Even if international patient travel from the UK had averaged only 250,000 people annually between 2006 and 2024, that would represent well over 4.5 million medical travellers during the period covered by the review. Against that backdrop, the 655 published cases examined by the BMJ Open authors represent a miniscule 0.015% of overall patient activity.
This does not mean complications do not occur, because clearly they do, nor does it mean every overseas provider operates to the very highest standards. But it does mean caution should be exercised before drawing sweeping conclusions about all forms of international healthcare from a dataset dominated almost entirely by cosmetic surgery and bariatric surgery cases.
The most important distinction for MMG is that we have created our platform specifically to address many of the concerns highlighted by the BMJ Open review.
MMG is not a cosmetic surgery holiday company. MMG does not market heavily discounted aesthetic procedures through social media campaigns. MMG does not facilitate treatment through unregulated clinics operating outside established healthcare systems. Instead, MMG focuses on accredited hospitals and specialist clinics operating within strictly regulated European Union healthcare frameworks.

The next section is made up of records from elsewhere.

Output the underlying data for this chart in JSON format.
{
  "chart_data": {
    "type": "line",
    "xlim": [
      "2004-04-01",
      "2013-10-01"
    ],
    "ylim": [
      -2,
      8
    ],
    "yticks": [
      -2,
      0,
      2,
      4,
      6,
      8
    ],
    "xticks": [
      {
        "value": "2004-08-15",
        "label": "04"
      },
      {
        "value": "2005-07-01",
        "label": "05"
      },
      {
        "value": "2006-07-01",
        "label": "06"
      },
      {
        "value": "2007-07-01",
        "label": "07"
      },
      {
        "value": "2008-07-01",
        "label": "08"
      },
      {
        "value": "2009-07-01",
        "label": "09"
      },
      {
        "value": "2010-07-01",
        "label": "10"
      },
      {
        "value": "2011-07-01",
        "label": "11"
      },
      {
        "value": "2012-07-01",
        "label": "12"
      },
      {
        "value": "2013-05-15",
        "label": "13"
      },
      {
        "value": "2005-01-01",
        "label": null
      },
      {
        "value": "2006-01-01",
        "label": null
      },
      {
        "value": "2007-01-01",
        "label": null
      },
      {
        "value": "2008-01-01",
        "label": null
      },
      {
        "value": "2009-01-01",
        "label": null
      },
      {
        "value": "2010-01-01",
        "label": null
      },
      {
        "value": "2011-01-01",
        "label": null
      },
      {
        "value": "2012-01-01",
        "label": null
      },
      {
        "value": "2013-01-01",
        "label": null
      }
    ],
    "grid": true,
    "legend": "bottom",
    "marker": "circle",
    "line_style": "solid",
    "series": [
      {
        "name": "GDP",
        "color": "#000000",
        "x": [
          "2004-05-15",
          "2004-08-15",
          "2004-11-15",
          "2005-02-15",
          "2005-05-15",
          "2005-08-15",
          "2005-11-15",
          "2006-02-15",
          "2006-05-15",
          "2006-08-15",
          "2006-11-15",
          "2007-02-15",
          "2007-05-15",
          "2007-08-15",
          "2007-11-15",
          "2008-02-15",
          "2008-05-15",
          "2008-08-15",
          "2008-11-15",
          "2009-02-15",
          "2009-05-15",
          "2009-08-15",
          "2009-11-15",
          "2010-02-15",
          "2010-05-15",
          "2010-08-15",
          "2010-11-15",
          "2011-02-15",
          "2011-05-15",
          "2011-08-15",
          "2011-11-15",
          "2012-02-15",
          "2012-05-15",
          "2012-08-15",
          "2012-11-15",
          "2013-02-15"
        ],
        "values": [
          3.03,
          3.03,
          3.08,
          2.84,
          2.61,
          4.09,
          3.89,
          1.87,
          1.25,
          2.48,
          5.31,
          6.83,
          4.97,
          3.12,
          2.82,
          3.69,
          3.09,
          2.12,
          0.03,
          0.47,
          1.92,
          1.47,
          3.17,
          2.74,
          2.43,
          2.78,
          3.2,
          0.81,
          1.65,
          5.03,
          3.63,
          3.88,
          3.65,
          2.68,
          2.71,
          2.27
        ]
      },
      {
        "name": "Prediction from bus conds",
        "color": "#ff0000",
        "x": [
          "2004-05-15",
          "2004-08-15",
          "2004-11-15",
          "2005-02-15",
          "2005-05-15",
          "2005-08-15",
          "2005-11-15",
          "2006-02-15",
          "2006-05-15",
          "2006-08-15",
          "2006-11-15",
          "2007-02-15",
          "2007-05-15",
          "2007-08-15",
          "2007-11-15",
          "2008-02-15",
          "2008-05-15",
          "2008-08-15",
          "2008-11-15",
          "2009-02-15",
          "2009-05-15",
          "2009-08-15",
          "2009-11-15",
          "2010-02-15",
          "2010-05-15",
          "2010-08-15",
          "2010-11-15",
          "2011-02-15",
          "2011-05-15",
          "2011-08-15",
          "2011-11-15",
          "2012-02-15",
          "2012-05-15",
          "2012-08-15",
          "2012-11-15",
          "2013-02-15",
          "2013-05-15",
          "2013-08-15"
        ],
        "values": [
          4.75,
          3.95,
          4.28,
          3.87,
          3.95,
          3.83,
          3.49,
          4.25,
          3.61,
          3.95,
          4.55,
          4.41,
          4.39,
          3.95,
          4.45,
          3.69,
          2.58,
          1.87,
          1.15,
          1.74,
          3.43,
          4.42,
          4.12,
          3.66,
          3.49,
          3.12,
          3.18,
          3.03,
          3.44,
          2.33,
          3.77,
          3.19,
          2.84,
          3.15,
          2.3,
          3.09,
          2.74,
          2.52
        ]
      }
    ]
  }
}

Patients access consultant-led treatment pathways, transparent pricing, clearly defined treatment packages and hospitals operating under established national regulatory systems. The majority of patient enquiries relate to our current list of 49 treatments over eight different specialties, including orthopaedics, spinal surgery, ophthalmology, general surgery and other medically necessary procedures designed to improve mobility, reduce pain and restore quality of life.
Where MMG works in aesthetic, hair restoration and plastic surgery procedures, the same principles apply: qualified surgeons, appropriate facilities, realistic recovery planning and clear post-operative care. Fundamentally, for MMG the difference is not cosmetic versus non-cosmetic, it is between managed medical travel versus unmanaged medical tourism.
The BMJ Open paper raises legitimate concerns and should be welcomed as a contribution to an important discussion. Patients considering treatment abroad deserve clear information about both benefits and risks. However, the debate should also recognise that not all international healthcare is the same.
There is a substantial difference between travelling overseas for a low-cost cosmetic procedure advertised on social media and accessing consultant-led treatment within an accredited European hospital or specialist clinic.
The BMJ Open study is primarily examining one segment of the medical travel market. MMG operates in another. The distinction is not merely important. As more than 520,000 UK residents demonstrated in 2025, patients are increasingly willing to look beyond national borders for healthcare solutions. The real question is no longer whether patients will continue to travel but how we may ensure they do so safely, transparently and through healthcare providers they can trust.